Prestando servizio come volontaria per lo Sportello per l’Inclusione Scolastica dell’ANFFAS Riviera del Brenta (Associazione Nazionale Famiglie di Persone con Disabilità Intellettiva e/o Relazionale) a Oriago di Mira, in provincia di Venezia, ho ascoltato in questi anni decine e decine di famiglie che chiedevano informazioni e consigli, per interagire e collaborare con la scuola, verso il miglioramento dei processi inclusivi e di sviluppo.
Alcune criticità rilevate sono imputabili al macro-sistema scolastico, che ha subito negli anni interventi di modifica frammentari, incoerenti e insufficienti a garantire l’effettiva applicazione delle norme sull’inclusione scolastica. Altre difficoltà, invece, sono determinate dal contesto scolastico specifico che accoglie gli studenti con disabilità. In particolare l’assenza di un Dirigente Scolastico capace di porsi dialogicamente con le famiglie e preparato alle sfide organizzative e progettuali che una comunità inclusiva deve affrontare, rappresenta un limite ineludibile.
Alcuni esempi. Un Dirigente Scolastico capace, quando la famiglia segnala la mancata attivazione del Gruppo di Lavoro per l’Inclusione, si attiva per costituirlo. Di fronte poi a una programmazione disattenta delle uscite scolastiche da parte dei docenti, che escluda la partecipazione dello studente con disabilità, egli interviene ponendo termine ai comportamenti lesivi dei diritti di quello studente, oltreché discriminatori.
Quando, al contrario, un Dirigente Scolastico ignora le segnalazioni della famiglia (o di un’Associazione di famiglie, per conto di essa), non sa ascoltare, accogliere il punto di vista del genitore, o addirittura si nega ai colloqui, si verificano due condizioni fortemente critiche, la prima delle quali consiste nella mancanza di un elemento essenziale del processo inclusivo, quello valutativo, che il genitore, in qualità di utente del servizio scolastico, può offrire. E non dialogare con gli utenti – nella scuola, come in qualunque altro servizio pubblico – significa non raccogliere elementi per migliorare il servizio stesso.
La seconda criticità riguarda invece la tutela dei diritti della persona con disabilità, ovvero l’applicazione della normativa scolastica sull’inclusione e delle norme a favore della non discriminazione. Infatti, il Dirigente che non riceve il genitore o l’Associazione che rappresenta la famiglia di uno studente impedisce che questi possa esigere i diritti della persona con disabilità.
In questi casi, quale altro interlocutore o Ufficio di riferimento viene individuato dall’Amministrazione Scolastica per accogliere reclami o istanze, volti/e a rendere esigibili i diritti sanciti dalla normativa?

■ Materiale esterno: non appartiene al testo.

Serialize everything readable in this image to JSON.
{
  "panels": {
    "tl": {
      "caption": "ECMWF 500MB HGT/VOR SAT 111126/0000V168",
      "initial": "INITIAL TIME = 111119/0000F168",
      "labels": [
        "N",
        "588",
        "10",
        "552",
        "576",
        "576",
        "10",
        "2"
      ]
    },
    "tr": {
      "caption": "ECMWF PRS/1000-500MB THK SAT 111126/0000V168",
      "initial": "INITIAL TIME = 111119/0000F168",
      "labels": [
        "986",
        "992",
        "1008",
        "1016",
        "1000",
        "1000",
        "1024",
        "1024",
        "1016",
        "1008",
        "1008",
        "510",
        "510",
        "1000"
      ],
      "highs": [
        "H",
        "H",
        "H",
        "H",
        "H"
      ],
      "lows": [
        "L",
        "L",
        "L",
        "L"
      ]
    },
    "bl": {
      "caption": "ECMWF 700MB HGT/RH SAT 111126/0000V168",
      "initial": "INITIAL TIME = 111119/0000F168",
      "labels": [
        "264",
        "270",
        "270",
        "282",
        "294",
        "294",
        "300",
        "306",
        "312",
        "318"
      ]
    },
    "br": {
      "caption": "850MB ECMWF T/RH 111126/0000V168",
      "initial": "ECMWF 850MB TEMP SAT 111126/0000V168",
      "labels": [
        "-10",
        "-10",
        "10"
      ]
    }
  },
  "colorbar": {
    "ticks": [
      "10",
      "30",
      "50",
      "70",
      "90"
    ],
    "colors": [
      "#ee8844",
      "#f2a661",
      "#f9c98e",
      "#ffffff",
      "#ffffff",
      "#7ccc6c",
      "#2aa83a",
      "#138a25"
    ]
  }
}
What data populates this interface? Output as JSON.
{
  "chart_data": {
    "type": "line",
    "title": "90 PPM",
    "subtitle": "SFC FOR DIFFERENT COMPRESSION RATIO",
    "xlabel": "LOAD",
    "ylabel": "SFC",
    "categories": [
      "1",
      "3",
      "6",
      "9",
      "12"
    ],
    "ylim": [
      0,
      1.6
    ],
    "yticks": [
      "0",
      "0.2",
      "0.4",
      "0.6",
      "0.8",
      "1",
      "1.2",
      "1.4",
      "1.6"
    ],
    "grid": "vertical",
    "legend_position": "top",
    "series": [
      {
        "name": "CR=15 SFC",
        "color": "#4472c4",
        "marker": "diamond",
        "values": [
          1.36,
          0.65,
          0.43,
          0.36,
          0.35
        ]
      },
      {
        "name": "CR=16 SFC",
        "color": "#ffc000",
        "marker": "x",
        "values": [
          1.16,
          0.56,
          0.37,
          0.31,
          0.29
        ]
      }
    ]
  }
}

Credo che anche in regime di autonomia scolastica, lo Stato non possa sottrarsi alle funzioni di verifica e controllo del rispetto della normativa da parte delle scuole e – se informato di specifiche situazioni di criticità – di intervenire espressamente. Eppure gli Uffici Scolastici Territoriali e l’Ufficio Scolastico Regionale non svolgono affatto tali funzioni e se anche vengono opportunamente informati, non intervengono. L’unica via percorribile per la famiglia diventa allora quella del ricorso in tribunale, troppo lenta e dispendiosa.
Quando perciò si verifica una situazione che limita il positivo evolversi dei processi di inclusione e di sviluppo, è necessario intervenire subito.
E in generale quel che serve è una rivisitazione dei compiti dei diversi livelli dell’Amministrazione Scolastica e, soprattutto, uno sforzo coraggioso per avviare il processo di valutazione della qualità dell’inclusione scolastica.